Keep an eye out for your other favorite local charities, too.  Many have special programs that accept electronic products that benefit the local community.  If for some reason there’s no local charity around to accept your device, consider offering it on Freecycle.

 4. Reuse it.  If you have an old smart phone and Wi-Fi service at your home, you could use your device to surf the Internet when you’re not traveling. It’ll conserve the battery on your actual phone for when you leave the house.

An old computer tablet that uses your at home Wi-Fi could become a portable device that plays your favorite music or video streaming service, a free portable MP3 and movie player for your kids, or a game center for your favorite games apps.  In addition, apps for your smart phone can let you make Wi-Fi calls and texts without the need for a data plan.

There are several ways to deal with old computers and electronics.  You can make extra money from them, give them away or find another way to take advantage of what they have to offer.  Either way, find a new home for them, and don’t let them just sit in a corner and gather dust.

Margarette Burnette

Margarette Burnette is the founder and publisher of Coupons And Kids, a blog for parents who are looking for good deals.
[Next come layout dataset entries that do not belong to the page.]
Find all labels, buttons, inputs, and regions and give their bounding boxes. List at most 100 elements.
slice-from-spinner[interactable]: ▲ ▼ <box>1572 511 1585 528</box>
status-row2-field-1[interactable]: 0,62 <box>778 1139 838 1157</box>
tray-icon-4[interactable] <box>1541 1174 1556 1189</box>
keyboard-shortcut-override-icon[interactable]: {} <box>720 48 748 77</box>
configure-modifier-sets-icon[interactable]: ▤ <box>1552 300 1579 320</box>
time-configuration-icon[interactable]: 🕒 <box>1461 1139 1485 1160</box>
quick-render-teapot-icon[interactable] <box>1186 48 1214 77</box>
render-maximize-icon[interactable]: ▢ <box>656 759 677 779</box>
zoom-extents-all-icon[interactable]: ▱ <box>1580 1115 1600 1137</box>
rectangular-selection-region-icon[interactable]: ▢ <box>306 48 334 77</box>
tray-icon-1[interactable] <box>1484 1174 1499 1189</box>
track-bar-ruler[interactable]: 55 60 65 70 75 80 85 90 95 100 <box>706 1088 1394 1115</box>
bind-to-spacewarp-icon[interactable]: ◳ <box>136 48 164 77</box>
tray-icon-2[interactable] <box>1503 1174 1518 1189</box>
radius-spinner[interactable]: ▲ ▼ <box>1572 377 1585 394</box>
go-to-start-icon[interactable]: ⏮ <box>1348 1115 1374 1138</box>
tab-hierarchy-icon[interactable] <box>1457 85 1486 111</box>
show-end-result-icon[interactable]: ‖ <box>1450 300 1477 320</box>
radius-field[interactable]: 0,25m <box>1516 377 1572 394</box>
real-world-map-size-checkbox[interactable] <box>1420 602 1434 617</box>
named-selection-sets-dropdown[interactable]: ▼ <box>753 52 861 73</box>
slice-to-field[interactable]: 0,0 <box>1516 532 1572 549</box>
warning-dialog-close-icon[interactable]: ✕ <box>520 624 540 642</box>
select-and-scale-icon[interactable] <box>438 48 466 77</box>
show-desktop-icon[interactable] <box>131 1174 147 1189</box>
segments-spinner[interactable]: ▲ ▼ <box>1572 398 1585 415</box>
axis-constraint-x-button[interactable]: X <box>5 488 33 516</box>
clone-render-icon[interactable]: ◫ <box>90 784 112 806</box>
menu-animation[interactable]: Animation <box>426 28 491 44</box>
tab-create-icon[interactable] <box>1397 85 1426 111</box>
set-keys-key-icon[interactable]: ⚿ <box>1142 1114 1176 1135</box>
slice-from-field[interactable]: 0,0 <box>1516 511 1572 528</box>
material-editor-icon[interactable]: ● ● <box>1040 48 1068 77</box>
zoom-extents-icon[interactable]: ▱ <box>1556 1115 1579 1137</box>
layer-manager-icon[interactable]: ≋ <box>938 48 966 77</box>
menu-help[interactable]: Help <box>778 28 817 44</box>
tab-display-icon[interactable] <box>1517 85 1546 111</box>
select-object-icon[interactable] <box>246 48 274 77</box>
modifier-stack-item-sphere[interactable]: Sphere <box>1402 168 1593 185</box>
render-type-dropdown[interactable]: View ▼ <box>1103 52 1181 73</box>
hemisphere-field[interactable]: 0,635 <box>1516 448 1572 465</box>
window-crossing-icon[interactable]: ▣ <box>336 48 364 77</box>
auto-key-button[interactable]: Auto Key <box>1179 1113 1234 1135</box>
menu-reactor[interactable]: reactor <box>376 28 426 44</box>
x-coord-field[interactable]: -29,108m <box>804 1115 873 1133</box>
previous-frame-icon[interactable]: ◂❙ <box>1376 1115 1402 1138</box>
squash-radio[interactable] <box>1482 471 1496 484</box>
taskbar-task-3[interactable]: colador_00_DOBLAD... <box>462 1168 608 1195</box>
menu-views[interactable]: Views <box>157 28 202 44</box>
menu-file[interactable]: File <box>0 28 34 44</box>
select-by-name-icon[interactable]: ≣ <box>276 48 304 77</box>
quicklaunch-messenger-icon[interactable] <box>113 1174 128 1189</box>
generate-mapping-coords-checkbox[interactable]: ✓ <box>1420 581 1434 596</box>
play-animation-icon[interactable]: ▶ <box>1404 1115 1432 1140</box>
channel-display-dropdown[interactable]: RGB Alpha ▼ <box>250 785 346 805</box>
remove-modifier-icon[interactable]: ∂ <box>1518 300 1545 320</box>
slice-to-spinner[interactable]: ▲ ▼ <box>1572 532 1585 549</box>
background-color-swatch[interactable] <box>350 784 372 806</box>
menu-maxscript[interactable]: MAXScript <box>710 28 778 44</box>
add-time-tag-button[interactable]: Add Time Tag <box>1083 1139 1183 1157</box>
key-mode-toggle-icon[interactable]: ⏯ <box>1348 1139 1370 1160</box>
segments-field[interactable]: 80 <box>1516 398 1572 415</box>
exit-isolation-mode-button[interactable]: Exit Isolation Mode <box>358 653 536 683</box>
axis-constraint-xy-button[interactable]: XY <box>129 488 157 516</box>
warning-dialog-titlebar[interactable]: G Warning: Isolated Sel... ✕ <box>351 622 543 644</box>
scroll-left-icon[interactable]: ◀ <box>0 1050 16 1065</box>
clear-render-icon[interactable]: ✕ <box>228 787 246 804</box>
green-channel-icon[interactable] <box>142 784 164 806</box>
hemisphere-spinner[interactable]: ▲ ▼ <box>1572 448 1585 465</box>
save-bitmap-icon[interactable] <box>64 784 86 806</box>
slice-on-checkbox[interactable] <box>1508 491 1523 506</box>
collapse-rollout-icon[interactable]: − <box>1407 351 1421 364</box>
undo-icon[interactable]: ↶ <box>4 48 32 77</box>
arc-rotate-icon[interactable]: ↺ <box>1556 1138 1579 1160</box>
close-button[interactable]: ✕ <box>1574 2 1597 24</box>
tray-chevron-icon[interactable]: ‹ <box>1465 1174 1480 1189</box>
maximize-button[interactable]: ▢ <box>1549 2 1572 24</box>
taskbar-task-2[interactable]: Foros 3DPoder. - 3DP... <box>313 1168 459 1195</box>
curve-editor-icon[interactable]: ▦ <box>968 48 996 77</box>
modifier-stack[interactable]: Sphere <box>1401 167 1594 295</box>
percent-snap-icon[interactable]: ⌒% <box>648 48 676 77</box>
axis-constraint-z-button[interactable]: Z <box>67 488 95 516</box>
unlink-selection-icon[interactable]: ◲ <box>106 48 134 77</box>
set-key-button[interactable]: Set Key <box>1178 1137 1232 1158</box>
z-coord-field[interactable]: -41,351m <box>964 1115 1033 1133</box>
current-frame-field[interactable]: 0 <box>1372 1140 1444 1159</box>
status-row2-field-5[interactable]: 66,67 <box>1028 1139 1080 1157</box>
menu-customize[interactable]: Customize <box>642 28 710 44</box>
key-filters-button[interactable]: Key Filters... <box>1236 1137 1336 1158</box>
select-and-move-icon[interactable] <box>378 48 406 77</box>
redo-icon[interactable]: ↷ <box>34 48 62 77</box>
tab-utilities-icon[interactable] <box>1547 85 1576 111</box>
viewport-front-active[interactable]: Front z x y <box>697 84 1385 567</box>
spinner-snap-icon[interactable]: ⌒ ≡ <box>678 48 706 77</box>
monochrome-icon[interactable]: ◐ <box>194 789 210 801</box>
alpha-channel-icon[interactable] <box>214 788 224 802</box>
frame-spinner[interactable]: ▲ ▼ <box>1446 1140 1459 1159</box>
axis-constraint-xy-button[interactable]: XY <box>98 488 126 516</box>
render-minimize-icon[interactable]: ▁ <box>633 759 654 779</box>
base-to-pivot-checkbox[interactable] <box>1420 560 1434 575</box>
She is an author and freelance writer who specializes in personal finance and health articles, as well as content marketing. She has written for several major magazines and websites, including Good Housekeeping, Parenting, Essence, Black Enterprise, MSN Money, American Express OPEN Forum and more. Before she started writing about ways to save money and finding the best deals on her blog, she penned a children’s picture book, Counting in the Crazy Garden. Margarette lives in suburban Atlanta with her husband and two sons.

  One Response to “4 ways to deal with old electronics”

  1. I recently took a computer tower and a monitor (broken) to Best Buy for recycling. In some cases, they will give you a store credit to use later. (Mine weren’t worth anything, but at least I knew they would be properly disposed of).